Saadat Hasan Manto : A biggest literary casualty of "Partition"

Saadat Hasan Manto : A biggest literary casualty of "Partition"


Saadat Hasan Manto
1912 - 1955
“Dear God, Compassionate and Merciful, Master of the Universe, we who are steeped in sin, kneel in supplication before Your throne and beseech You to recall from this world Saadat Hasan Manto, son of Ghulam Hasan Manto, who was a man of great piety. Take him away, O Lord, for he runs off from fragrance, chasing filth. He hates the bright sun, preferring dark labyrinths. He has nothing but contempt for modesty but is fascinated by the naked and the shameless. He hates what is sweet, but will give his life to sample what is bitter. He does not so much as look at housewives but is entranced by the company of whores. He will not go near running waters, but loves to wade through slush. Where others weep, he laughs; where they laugh, he weeps. Evil-­blackened faces he loves to wash with tender care to highlight their features. He never thinks about You, preferring to follow Satan everywhere, the same fallen angel who once disobeyed You.” -  "BOMBAY STORIES" By Saadat Hasan Manto (Translated by Matt Reeck and Aftab Ahmad)
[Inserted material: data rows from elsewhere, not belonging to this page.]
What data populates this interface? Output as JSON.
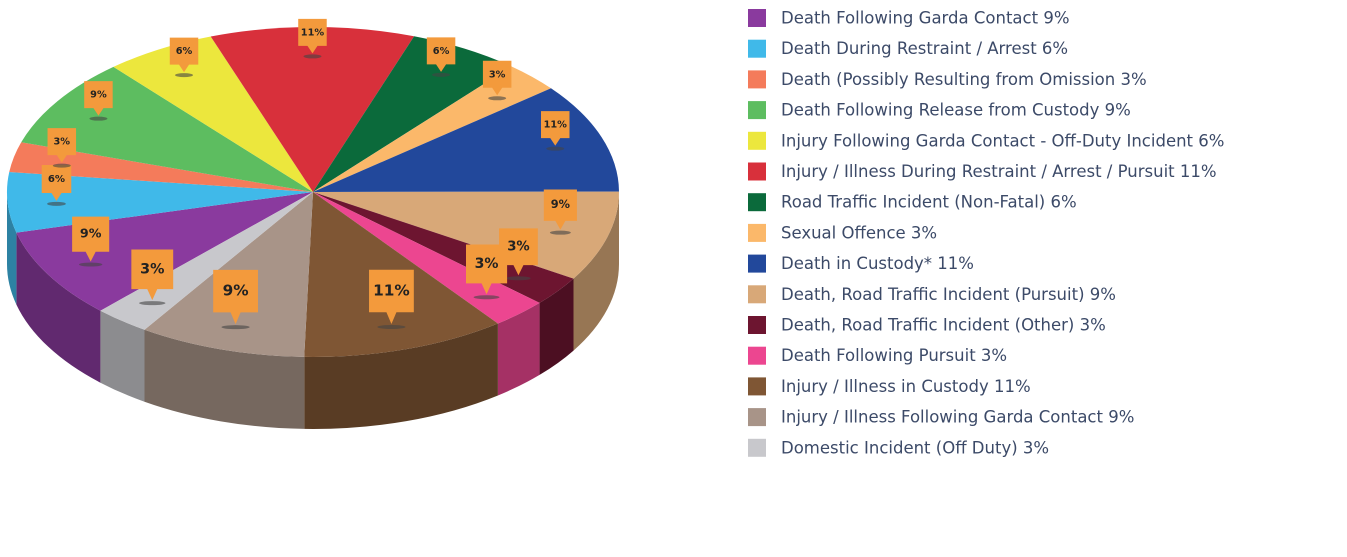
{
  "chart_data": {
    "type": "pie",
    "categories": [
      "Death Following Garda Contact 9%",
      "Death During Restraint / Arrest 6%",
      "Death (Possibly Resulting from Omission 3%",
      "Death Following Release from Custody 9%",
      "Injury Following Garda Contact - Off-Duty Incident 6%",
      "Injury / Illness During Restraint / Arrest / Pursuit 11%",
      "Road Traffic Incident (Non-Fatal) 6%",
      "Sexual Offence 3%",
      "Death in Custody* 11%",
      "Death, Road Traffic Incident (Pursuit) 9%",
      "Death, Road Traffic Incident (Other) 3%",
      "Death Following Pursuit 3%",
      "Injury / Illness in Custody 11%",
      "Injury / Illness Following Garda Contact 9%",
      "Domestic Incident (Off Duty) 3%"
    ],
    "values": [
      9,
      6,
      3,
      9,
      6,
      11,
      6,
      3,
      11,
      9,
      3,
      3,
      11,
      9,
      3
    ],
    "value_labels": [
      "9%",
      "6%",
      "3%",
      "9%",
      "6%",
      "11%",
      "6%",
      "3%",
      "11%",
      "9%",
      "3%",
      "3%",
      "11%",
      "9%",
      "3%"
    ],
    "colors": [
      "#8a3a9e",
      "#40b9e9",
      "#f47b5b",
      "#5dbd60",
      "#ece73d",
      "#d8303b",
      "#0b6a3b",
      "#fbb86a",
      "#22489b",
      "#d8a878",
      "#6d1530",
      "#ec4690",
      "#7f5634",
      "#a89488",
      "#c8c8cc"
    ],
    "legend": "right"
  }
}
Saadat Hasan Manto has a good claim to be considered the greatest South Asian writer of the 20th century. In his work, written in Urdu, he incarnated the exuberance, the madness, the alcoholic delirium of his time, when the country he loved cleaved into two and set upon each other, brothers of all religions murdering their infant nephews and raping their sisters-in-law.
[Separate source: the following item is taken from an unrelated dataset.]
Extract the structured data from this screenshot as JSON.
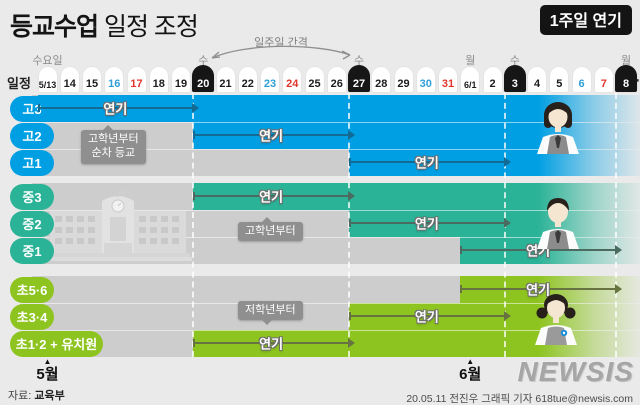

Manto is best known for his stories about the partition of the subcontinent immediately following independence in 1947. Although he wrote essays, screenplays and one novel, Manto’s métier was the short story; he published more than 20 collections. He was an Indian F. Scott Fitzgerald, moving from north India to Bombay to sell his talents to the movie industry, and dying at 42, after a long struggle with alcoholism.

If you look at his portrait photograph, you will find his eyes sparkle with intelligence, the impudence almost bursting through the thick glass of his 1940’s spectacles, mocking the custodians of morality, the practitioners of confessional politics or the commissariat of the Progressive Writers. ‘Do your worst’, he appears to be telling them. ‘I don’t care. I will write to please myself. Not you.’  Manto’s battles with the literary establishment of his time became a central feature of his biography. Charged with obscenity and brought to trial on a number of occasions he remained defiant and unapologetic.